Time Out Dubai - Bat's Man

Originally published on www.timeoutdubai.com, 21st July 2008

BAT'S MAN

Grant Morrison, Batman comic book writer, tells James Wilkinson about the development of the caped crusader from his creation to the present day.

"Batman’s an aspirational hero for dark times. He takes the notion of the self-made man to the max – Bruce Wayne’s not only rich and beloved, he’s also taken the time to become the greatest martial artist in the world, the best detective ever, the smartest criminologist... It’s outrageous, but people can look at him and say, “Yeah I could do that... if I could be bothered going to the kung-fu class.”

1930s

The Bat-Thug

‘These guys span out of the Depression-era pulp magazines and street gangs of the 30s. Back then, justice was swift and uncompromising, so in their early years you’d have Batman throwing people out of windows to their deaths.’

1940s

My father the hero

‘During and after the Second World War, people were looking for heroes they could trust, ones who were more like policemen and firemen. It’s not about terrifying people anymore, it’s about reassuring them. So we see Batman becoming a father figure to Robin, and working with the police rather than throwing gangsters off rooftops.’

1950s

Batman in space!

‘Western governments wanted the media to encourage children into science and astronautics, to keep up with the Communists. So you’d have Batman fighting aliens and travelling in time machines, which didn’t suit him at all. The era’s now become Batman’s secret shame.’

1960s

The camped crusader

‘After that, you hit the 60s and suddenly everything is shiny and new. Pop art is in and people are flying to the moon. Batman’s brought back to Earth and they try to play up the crime elements. But he was superseded in the popular imagination by the camp, colourful Batman TV show.’

1970s

Gothic realism

‘Then the 70s came and Vietnam was hanging over everyone, so popular culture started shifting away from colourful craziness and back towards realism. Hollywood had all these gritty auteur movies from Scorsese and Coppola, and so the Batman comics go back to his gothic roots: he’s out fighting street crime and psychopaths, and being drawn in a photorealistic style.’

1980s

The vigilante redefined

‘Frank Miller revitalised the character in 1986 with The Dark Knight Returns. It’s a Regan-era, right-wing fable, a real libertarian muscle-man fantasy: one man rising up to tame the chaos. For me, it’s up there with American Psycho as a US text of the 80s.’

1990s

Returning to the silver screen

‘The comic limped through the 90s, but on screen the Tim Burton Batman film was huge and did for the wider culture what Frank Miller had done – reminded people that Batman was supposed to be this really gritty, a**-kicking fighter. It looks very pantomimey and cheap now, but it really worked at the time: the 80s were over, people were starting to unwind and were more in tune with Burton’s gothic fantasy atmosphere.’

1990s

Batman at the circus

‘Joel Schumacher took over the films at the mid-point of the 90s, when the Berlin Wall had come down, everyone was looking forward to the millennium and it all seemed to be going great.
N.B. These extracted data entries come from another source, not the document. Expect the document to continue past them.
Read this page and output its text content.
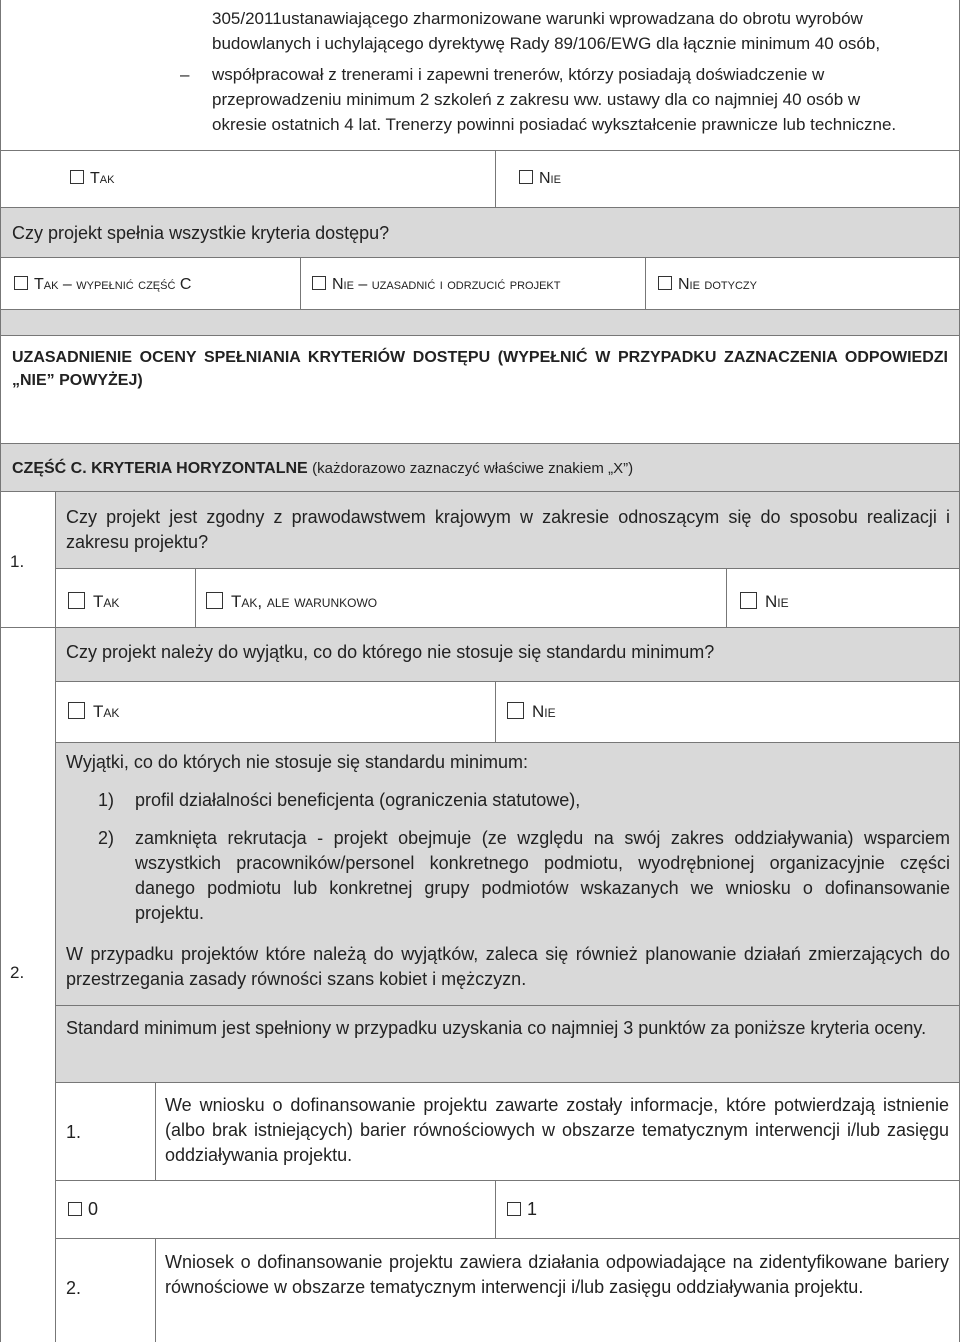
305/2011ustanawiającego zharmonizowane warunki wprowadzana do obrotu wyrobów
budowlanych i uchylającego dyrektywę Rady 89/106/EWG dla łącznie minimum 40 osób,
– współpracował z trenerami i zapewni trenerów, którzy posiadają doświadczenie w przeprowadzeniu minimum 2 szkoleń z zakresu ww. ustawy dla co najmniej 40 osób w okresie ostatnich 4 lat. Trenerzy powinni posiadać wykształcenie prawnicze lub techniczne.
Tak	Nie
Czy projekt spełnia wszystkie kryteria dostępu?
Tak – wypełnić część C	Nie – uzasadnić i odrzucić projekt	Nie dotyczy
UZASADNIENIE OCENY SPEŁNIANIA KRYTERIÓW DOSTĘPU (WYPEŁNIĆ W PRZYPADKU ZAZNACZENIA ODPOWIEDZI „NIE” POWYŻEJ)
CZĘŚĆ C. KRYTERIA HORYZONTALNE (każdorazowo zaznaczyć właściwe znakiem „X”)
1.
Czy projekt jest zgodny z prawodawstwem krajowym w zakresie odnoszącym się do sposobu realizacji i zakresu projektu?
Tak	Tak, ale warunkowo	Nie
2.
Czy projekt należy do wyjątku, co do którego nie stosuje się standardu minimum?
Tak	Nie
Wyjątki, co do których nie stosuje się standardu minimum:
1) profil działalności beneficjenta (ograniczenia statutowe),
2) zamknięta rekrutacja - projekt obejmuje (ze względu na swój zakres oddziaływania) wsparciem wszystkich pracowników/personel konkretnego podmiotu, wyodrębnionej organizacyjnie części danego podmiotu lub konkretnej grupy podmiotów wskazanych we wniosku o dofinansowanie projektu.
W przypadku projektów które należą do wyjątków, zaleca się również planowanie działań zmierzających do przestrzegania zasady równości szans kobiet i mężczyzn.
Standard minimum jest spełniony w przypadku uzyskania co najmniej 3 punktów za poniższe kryteria oceny.
1.
We wniosku o dofinansowanie projektu zawarte zostały informacje, które potwierdzają istnienie (albo brak istniejących) barier równościowych w obszarze tematycznym interwencji i/lub zasięgu oddziaływania projektu.
0	1
2.
Wniosek o dofinansowanie projektu zawiera działania odpowiadające na zidentyfikowane bariery równościowe w obszarze tematycznym interwencji i/lub zasięgu oddziaływania projektu.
You can watch [Batman Forever and Batman & Robin] and see the glorious, shallow attempts of the 90s to recreate the 60s. So many bands wanted to be The Beatles or the Kinks – and then we had a Batman film that was as camp and stupid as the 60s one, but without the charm.’

2000s

The Dark Knight

‘I enjoyed Batman Begins for about the first 40 minutes and then I thought it was quite formulaic. But the new one breaks all the rules. It’s like a Citizen Kane for superhero movies, with an incredible amount of intelligence. It’s about order versus chaos. Health versus the viral monster that is The Joker. He’s a nice metaphor for Al Qaeda, and the fact that the US can’t quite defend itself from a danger that’s slipped in under the border.’

2000s

The post-9/11 hero

‘I’m writing a post-9/11 Batman who’s now racked with guilt and trauma, who’s been through all kinds of misunderstandings and realised that his mission hasn’t worked out the way he’d planned it. It’s about a great American hero who is brought to his knees, and the greatness inside him that lets him get back up again. America invented the superhero, the hero who doesn’t kill, so there is something very nice at the heart of the US that I want to remind people of.’

2010s

Batman Ends?

‘I’m doing a story right now called Batman RIP, which is going to end next year with Bruce Wayne no longer as Batman. Bruce Wayne will still be Bruce Wayne, but there will be different people in the Batman and Robin suits. It’s my attempt to do a comic for the psychedelic dark kids that are appearing – it’s going to have a David Lynch-style darkness. Visually, we’re moving away from the shadows and instead silhouetting Batman against neon, so there will be lots more colour and lots more nasty surrealism."